The Australian dollar has broken down significantly during the early hours on Monday, but then turned around to show signs of stabilization. At this point, the market needs to determine whether or not we are forming an ascending channel, or are we simply building a bearish flag? At this point, I think that is going to be the biggest question from a technical analysis standpoint, so I would look at confirmation to the downside if we break down below the daily candlestick on Monday. All things been equal, if we do get that move, it is likely that the market could go all the way down towards the 0.7050 level.
AUD/USD Video 10.08.21
To the upside, if we can take out the 0.74 level, then it is possible that the market could go looking towards the 0.75 level after that. The 0.75 level is an area that I do believe will be even more resistive, especially as the 200 day EMA is sitting right there. Beyond that, the psychology of the 0.75 level would kind of come into the picture as well, so therefore I think that is going to be your “ceiling” in the market.

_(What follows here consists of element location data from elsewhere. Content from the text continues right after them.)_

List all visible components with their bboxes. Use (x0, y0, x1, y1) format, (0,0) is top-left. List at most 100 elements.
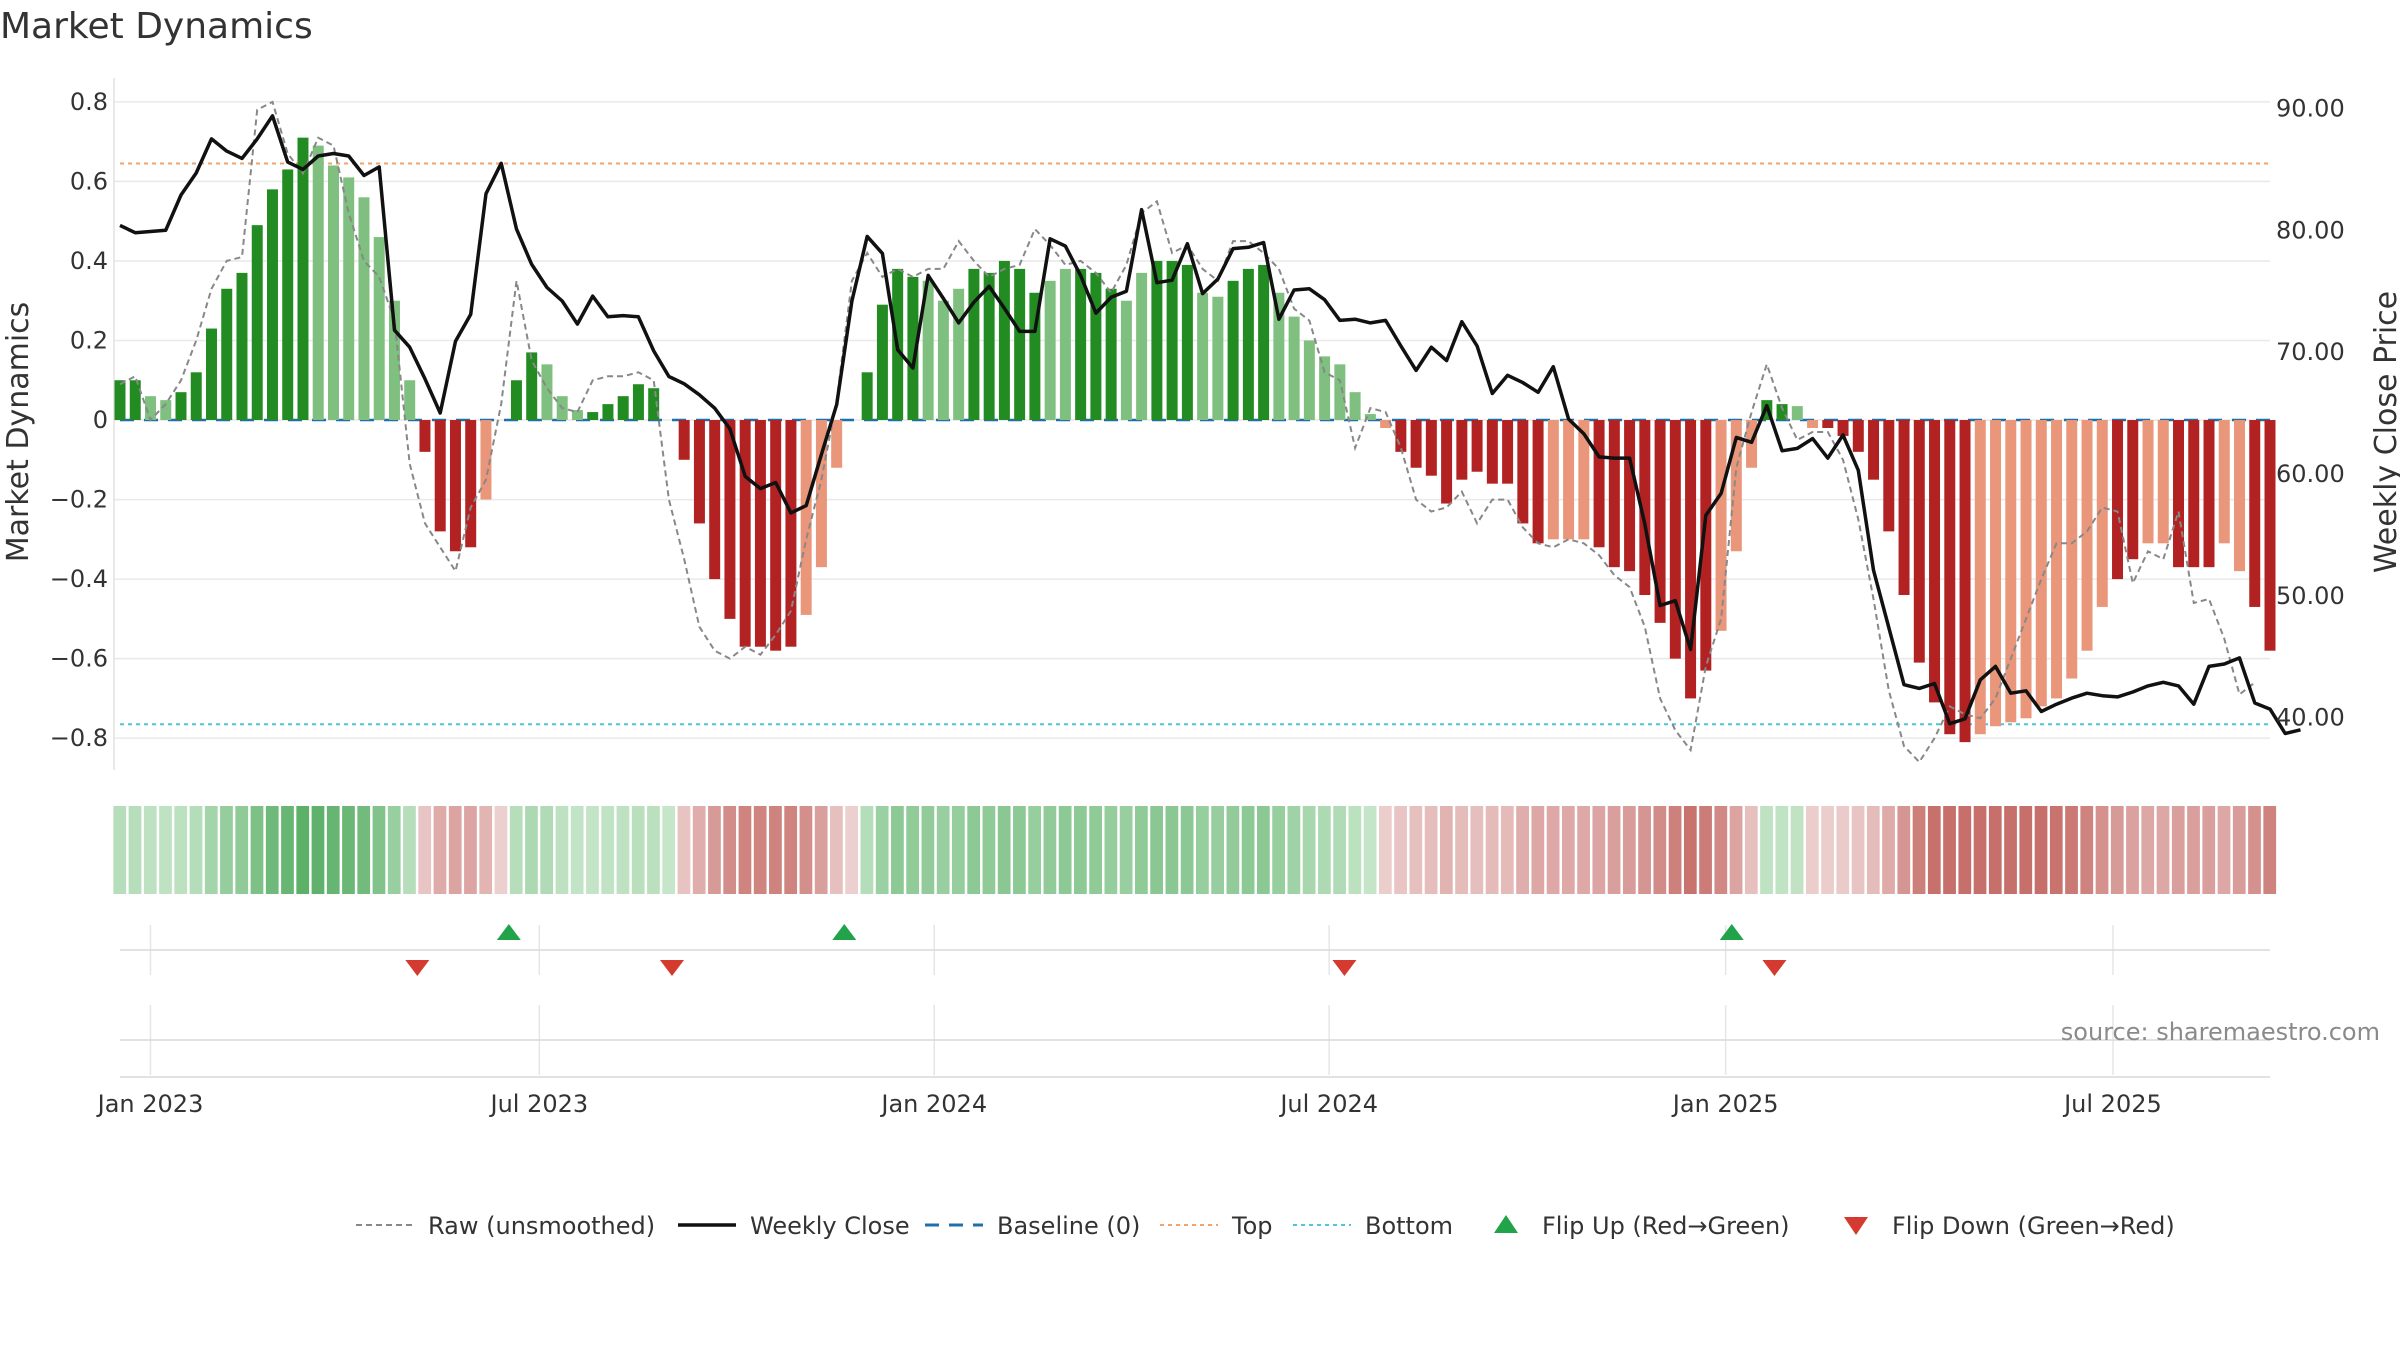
dynamics-bar (2264, 420, 2276, 651)
dynamics-bar (754, 420, 766, 647)
dynamics-bar (617, 396, 629, 421)
dynamics-bar (571, 410, 583, 421)
heat-strip-cell (2232, 806, 2246, 894)
dynamics-bar (2234, 420, 2245, 572)
dynamics-bar (1410, 420, 1422, 468)
dynamics-bar (1136, 272, 1148, 421)
legend-top-label: Top (1231, 1212, 1273, 1240)
heat-strip-cell (1531, 806, 1545, 894)
heat-strip-cell (1226, 806, 1240, 894)
bottom-panel (120, 1005, 2270, 1078)
heat-strip-cell (1760, 806, 1773, 894)
dynamics-bar (1456, 420, 1468, 480)
heat-strip-cell (921, 806, 935, 894)
dynamics-bar (297, 137, 309, 421)
dynamics-bar (1578, 420, 1590, 540)
heat-strip-cell (692, 806, 706, 894)
dynamics-bar (693, 420, 705, 524)
legend-flip-up-label: Flip Up (Red→Green) (1542, 1212, 1790, 1240)
dynamics-bar (1273, 292, 1285, 421)
y-tick-label: −0.8 (50, 724, 108, 752)
heat-strip-cell (677, 806, 691, 894)
dynamics-bar (785, 420, 797, 647)
dynamics-bar (2203, 420, 2215, 568)
heat-strip-cell (1927, 806, 1941, 894)
dynamics-bar (983, 272, 995, 421)
dynamics-bar (175, 392, 187, 421)
dynamics-bar (1319, 356, 1331, 421)
heat-strip-cell (1836, 806, 1850, 894)
dynamics-bar (1151, 260, 1163, 421)
heat-strip-cell (769, 806, 782, 894)
dynamics-bar (1242, 268, 1254, 421)
dynamics-bar (1791, 406, 1803, 421)
heat-strip-cell (1424, 806, 1438, 894)
heat-strip-cell (1775, 806, 1789, 894)
heat-strip-cell (2126, 806, 2139, 894)
dynamics-bar (1715, 420, 1727, 631)
dynamics-bar (815, 420, 827, 568)
dynamics-bar (1883, 420, 1895, 532)
dynamics-bar (2127, 420, 2139, 560)
flip-down-marker (405, 960, 430, 976)
flip-down-marker (1332, 960, 1357, 976)
flip-up-marker (832, 924, 857, 940)
heat-strip-cell (1912, 806, 1926, 894)
heat-strip-cell (1516, 806, 1529, 894)
dynamics-bar (1486, 420, 1498, 484)
heat-strip-cell (220, 806, 233, 894)
heat-strip-cell (1821, 806, 1834, 894)
dynamics-bar (1212, 296, 1224, 421)
dynamics-bar (770, 420, 782, 651)
dynamics-bar (1959, 420, 1971, 743)
dynamics-bar (1441, 420, 1453, 504)
weekly-close-line (119, 114, 2301, 736)
heat-strip-cell (1104, 806, 1118, 894)
heat-strip-cell (1638, 806, 1651, 894)
y2-tick-label: 90.00 (2276, 94, 2345, 122)
heat-strip-cell (113, 806, 127, 894)
dynamics-bar (160, 400, 172, 421)
dynamics-bar (1807, 420, 1819, 428)
heat-strip-cell (1973, 806, 1987, 894)
heat-strip-cell (1074, 806, 1087, 894)
dynamics-bar (1349, 392, 1361, 421)
heat-strip-cell (1028, 806, 1042, 894)
heat-strip-cell (936, 806, 950, 894)
dynamics-bar (236, 272, 248, 421)
heat-strip-cell (982, 806, 996, 894)
legend-flip-down-swatch (1844, 1217, 1868, 1235)
dynamics-bar (449, 420, 461, 552)
regime-heat-strip (113, 806, 2277, 894)
dynamics-bar (1944, 420, 1956, 735)
heat-strip-cell (1333, 806, 1346, 894)
dynamics-bar (206, 328, 217, 421)
dynamics-bar (998, 260, 1010, 421)
heat-strip-cell (311, 806, 325, 894)
heat-strip-cell (830, 806, 843, 894)
heat-strip-cell (1683, 806, 1697, 894)
dynamics-bar (876, 304, 888, 421)
heat-strip-cell (448, 806, 462, 894)
heat-strip-cell (845, 806, 859, 894)
heat-strip-cell (281, 806, 294, 894)
dynamics-bar (2081, 420, 2093, 651)
dynamics-bar (831, 420, 843, 468)
dynamics-bar (1517, 420, 1529, 524)
dynamics-bar (114, 380, 126, 421)
heat-strip-cell (1058, 806, 1072, 894)
dynamics-bars (114, 137, 2276, 743)
heat-strip-cell (1043, 806, 1057, 894)
heat-strip-cell (555, 806, 569, 894)
heat-strip-cell (2034, 806, 2048, 894)
heat-strip-cell (738, 806, 752, 894)
y-axis-ticks: 0.8 0.6 0.4 0.2 0 −0.2 −0.4 −0.6 −0.8 (50, 88, 108, 752)
source-label: source: sharemaestro.com (2061, 1018, 2380, 1046)
dynamics-bar (373, 237, 385, 421)
heat-strip-cell (1241, 806, 1255, 894)
dynamics-bar (1776, 404, 1788, 421)
dynamics-bar (968, 268, 980, 421)
dynamics-bar (1990, 420, 2002, 727)
heat-strip-cell (662, 806, 676, 894)
dynamics-bar (2020, 420, 2032, 719)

At this point in time, I believe in fading short-term rallies, because I do believe that the downward pressure is mounting. If the interest rates in the United States continue to climb, that should continue to drive up demand for the greenback, so that will also be downward pressure on this market. Beyond that, we also have to think about the risk appetite around the world, as the Aussie dollar is considered to be a “risk on currency.” All things been equal, it does look like we have further to go to the downside though.